Doppelgänger

Interactive code clone detection tool for identifying and eliminating duplicated Java code.

What is it?

Doppelgänger is an interactive application I built to identify and help eliminate duplicated code in Java applications. It combines backend AST (Abstract Syntax Tree) analysis with visual exploration tools to make code clone detection both thorough and actionable.

The tool analyzes both local projects and those hosted on public Git repositories, providing an interactive interface to explore detected clones and work toward refactoring them.

GitHub: https://github.com/loehnertz/Doppelgaenger

Why I built it

Code duplication is one of those things that everyone knows is bad but somehow keeps happening anyway. You copy a method to tweak it slightly, you duplicate logic because it’s faster than abstracting it properly, and before you know it, you’re fixing the same bug in five different places.

I wanted a tool that would make it easy to spot these duplicates, understand their relationships, and systematically refactor them. Most code analysis tools either give you a list of line numbers (not helpful) or cost a fortune (also not helpful for side projects).

Clone detection types

Doppelgänger supports three levels of code clone detection:

Type One: Exact Copies – Identical code ignoring only whitespace and comments. The “I literally copy-pasted this” clones.

Type Two: Syntactical Similarities – Structurally similar code allowing identifier variations (like different variable names). The “I copy-pasted this and renamed some things” clones.

Type Three: Modified Copies – Code copies with modified, added, or removed statements. The “I copy-pasted this and changed a few lines” clones.

You can configure similarity and mass thresholds to balance detection accuracy against analysis speed, which is important for large codebases where you don’t want to wait forever for results.

How it works

The backend uses AST parsing and hashing to identify code clones. This is more reliable than simple text comparison because it understands code structure rather than just matching strings.

The frontend then lets you visually explore the detected clones – see where they are, how similar they are, and which ones would have the biggest impact if refactored.

Key features:

Detect duplicated source code across Java projects
Analyze local projects or public Git repositories
Advanced visualization interface for exploring clones
Interactive refactoring workflow
Configurable detection sensitivity

Tech stack

Backend:

Kotlin using the Ktor web framework
AST parsing and hashing for clone identification
Configurable similarity algorithms

Frontend:

Vue.js for the interactive visualization layer
Real-time exploration of detected clones

Deployment:

Docker containers orchestrated via docker-compose
Self-contained environment for easy setup

What I learned

Building Doppelgänger reinforced that finding code clones is the easy part – the hard part is making the results actionable. A list of 500 duplicates is overwhelming. An interactive visualization that lets you filter, sort, and prioritise based on impact is actually useful.

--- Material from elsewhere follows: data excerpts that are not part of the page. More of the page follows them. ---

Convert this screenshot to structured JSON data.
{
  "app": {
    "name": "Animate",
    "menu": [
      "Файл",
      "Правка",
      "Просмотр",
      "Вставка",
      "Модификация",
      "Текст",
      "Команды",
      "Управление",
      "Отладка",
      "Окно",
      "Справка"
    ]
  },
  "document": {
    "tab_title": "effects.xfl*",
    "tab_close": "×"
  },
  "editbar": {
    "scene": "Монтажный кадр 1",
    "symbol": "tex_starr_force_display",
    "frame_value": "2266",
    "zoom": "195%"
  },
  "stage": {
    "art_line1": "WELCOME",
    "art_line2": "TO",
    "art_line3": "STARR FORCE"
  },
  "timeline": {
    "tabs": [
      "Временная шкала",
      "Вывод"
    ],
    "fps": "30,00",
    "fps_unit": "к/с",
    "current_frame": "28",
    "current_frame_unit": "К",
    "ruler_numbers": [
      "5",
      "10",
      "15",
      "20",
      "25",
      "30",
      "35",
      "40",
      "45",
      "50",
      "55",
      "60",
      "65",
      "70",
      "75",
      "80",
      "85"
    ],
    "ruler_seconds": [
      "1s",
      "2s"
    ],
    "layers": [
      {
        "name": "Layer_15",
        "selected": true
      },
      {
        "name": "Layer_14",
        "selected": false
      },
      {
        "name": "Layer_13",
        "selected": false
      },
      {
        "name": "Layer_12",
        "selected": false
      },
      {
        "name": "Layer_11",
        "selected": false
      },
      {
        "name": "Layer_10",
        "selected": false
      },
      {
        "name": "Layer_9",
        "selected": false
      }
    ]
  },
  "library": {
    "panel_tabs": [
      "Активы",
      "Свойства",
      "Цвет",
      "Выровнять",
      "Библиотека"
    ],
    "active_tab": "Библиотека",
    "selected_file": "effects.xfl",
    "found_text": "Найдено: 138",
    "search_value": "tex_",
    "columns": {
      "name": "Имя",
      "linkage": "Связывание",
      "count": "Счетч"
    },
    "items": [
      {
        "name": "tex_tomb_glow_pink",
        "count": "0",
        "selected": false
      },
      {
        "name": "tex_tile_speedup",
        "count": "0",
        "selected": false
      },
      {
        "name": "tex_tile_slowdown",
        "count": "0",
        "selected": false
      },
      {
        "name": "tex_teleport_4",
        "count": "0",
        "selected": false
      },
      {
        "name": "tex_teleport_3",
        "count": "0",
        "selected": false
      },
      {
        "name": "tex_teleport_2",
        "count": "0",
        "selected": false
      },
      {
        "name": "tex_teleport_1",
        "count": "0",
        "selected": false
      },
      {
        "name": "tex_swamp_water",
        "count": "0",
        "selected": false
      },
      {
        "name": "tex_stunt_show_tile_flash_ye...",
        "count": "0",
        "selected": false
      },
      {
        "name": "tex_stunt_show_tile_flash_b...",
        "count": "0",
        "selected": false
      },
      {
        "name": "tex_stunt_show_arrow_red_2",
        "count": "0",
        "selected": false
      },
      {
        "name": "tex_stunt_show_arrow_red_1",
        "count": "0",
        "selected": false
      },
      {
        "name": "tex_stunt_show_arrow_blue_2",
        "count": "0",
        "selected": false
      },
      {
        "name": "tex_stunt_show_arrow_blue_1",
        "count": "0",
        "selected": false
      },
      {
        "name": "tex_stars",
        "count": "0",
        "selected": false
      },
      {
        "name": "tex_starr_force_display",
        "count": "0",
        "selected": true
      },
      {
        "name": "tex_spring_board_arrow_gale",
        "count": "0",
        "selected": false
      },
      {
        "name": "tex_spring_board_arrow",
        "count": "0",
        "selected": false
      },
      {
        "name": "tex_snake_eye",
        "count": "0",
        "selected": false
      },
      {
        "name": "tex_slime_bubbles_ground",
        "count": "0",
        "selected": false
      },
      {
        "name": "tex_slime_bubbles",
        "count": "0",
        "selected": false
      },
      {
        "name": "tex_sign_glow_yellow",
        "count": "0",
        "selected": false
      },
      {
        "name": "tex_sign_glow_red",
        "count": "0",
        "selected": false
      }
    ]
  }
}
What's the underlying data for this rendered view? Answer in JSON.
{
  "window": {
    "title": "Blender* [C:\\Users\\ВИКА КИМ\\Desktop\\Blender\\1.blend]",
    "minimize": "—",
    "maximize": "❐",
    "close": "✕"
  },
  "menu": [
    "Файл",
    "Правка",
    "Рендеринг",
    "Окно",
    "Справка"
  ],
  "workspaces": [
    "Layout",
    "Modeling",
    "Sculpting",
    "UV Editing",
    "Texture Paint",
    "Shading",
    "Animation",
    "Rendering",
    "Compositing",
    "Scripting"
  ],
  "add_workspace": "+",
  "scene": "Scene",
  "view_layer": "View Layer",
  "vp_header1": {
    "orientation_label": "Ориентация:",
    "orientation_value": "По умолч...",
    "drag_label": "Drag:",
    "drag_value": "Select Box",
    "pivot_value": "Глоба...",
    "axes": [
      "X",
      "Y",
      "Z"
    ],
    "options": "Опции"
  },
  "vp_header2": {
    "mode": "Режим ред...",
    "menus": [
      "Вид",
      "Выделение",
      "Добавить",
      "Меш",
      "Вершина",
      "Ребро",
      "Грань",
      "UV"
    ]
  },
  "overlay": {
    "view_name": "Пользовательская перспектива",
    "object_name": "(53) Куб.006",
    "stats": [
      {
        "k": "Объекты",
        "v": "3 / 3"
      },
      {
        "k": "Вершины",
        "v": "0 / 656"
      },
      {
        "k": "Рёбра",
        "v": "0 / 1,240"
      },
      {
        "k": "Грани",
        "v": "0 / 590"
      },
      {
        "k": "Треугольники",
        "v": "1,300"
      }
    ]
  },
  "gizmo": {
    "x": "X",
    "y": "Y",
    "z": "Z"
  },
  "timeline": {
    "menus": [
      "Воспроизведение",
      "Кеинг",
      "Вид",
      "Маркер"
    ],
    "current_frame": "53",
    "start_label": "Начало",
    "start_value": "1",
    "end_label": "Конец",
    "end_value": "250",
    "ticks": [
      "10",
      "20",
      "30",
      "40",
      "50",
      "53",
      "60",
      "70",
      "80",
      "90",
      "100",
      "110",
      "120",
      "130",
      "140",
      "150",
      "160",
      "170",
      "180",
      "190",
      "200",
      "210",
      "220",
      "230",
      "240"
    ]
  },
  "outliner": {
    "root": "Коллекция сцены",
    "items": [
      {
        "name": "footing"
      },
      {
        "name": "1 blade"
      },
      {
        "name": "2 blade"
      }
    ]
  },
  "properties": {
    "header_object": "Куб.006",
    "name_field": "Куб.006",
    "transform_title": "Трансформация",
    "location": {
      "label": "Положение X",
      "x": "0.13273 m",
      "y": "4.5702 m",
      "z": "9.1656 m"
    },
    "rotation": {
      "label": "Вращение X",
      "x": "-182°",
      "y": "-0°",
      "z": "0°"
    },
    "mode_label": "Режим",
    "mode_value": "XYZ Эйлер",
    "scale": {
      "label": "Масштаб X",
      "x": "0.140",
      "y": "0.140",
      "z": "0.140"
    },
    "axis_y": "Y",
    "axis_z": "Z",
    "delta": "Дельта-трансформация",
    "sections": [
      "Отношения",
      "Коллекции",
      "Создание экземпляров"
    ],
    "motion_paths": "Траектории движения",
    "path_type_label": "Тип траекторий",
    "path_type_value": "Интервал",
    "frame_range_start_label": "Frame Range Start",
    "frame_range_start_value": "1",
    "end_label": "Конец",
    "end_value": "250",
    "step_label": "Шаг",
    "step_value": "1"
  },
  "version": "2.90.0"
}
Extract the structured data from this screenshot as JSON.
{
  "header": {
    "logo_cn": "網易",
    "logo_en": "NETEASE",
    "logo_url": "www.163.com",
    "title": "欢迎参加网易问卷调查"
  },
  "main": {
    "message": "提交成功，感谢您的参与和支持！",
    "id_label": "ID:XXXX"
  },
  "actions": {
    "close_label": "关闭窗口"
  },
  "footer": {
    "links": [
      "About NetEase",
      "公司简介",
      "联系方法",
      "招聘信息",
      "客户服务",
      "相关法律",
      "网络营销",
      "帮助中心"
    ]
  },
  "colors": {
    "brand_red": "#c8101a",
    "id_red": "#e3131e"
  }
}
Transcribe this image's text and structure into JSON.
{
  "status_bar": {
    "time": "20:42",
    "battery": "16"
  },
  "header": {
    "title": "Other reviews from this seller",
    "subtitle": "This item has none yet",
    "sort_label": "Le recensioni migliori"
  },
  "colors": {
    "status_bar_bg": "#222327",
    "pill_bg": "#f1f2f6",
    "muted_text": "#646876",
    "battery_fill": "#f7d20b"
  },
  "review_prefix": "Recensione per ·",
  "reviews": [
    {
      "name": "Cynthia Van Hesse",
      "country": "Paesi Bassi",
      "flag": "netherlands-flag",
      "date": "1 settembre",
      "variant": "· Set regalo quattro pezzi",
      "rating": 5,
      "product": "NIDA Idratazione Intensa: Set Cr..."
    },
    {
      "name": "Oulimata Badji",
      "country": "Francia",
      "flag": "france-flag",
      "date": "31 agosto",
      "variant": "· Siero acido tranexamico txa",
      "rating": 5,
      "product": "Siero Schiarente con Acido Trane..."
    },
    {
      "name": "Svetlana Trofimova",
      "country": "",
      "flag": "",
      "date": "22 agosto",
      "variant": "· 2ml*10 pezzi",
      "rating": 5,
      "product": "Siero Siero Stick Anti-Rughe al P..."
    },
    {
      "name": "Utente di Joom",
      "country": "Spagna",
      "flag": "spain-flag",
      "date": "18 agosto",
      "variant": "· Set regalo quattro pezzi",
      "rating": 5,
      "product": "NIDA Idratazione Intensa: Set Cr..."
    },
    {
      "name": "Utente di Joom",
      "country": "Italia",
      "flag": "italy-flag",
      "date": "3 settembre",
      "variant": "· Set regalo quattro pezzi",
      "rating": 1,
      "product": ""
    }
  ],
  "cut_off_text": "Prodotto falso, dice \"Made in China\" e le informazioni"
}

I also learned that different clone types matter for different reasons. Type One clones are the easiest to fix but often the least harmful (they’re usually intentional). Type Three clones are the most insidious because they’re similar enough that bugs propagate but different enough that fixes don’t automatically apply.

Licensed under MIT, the project provides a practical, open-source alternative to commercial code analysis tools. It’s been satisfying to see people actually use it to clean up their codebases.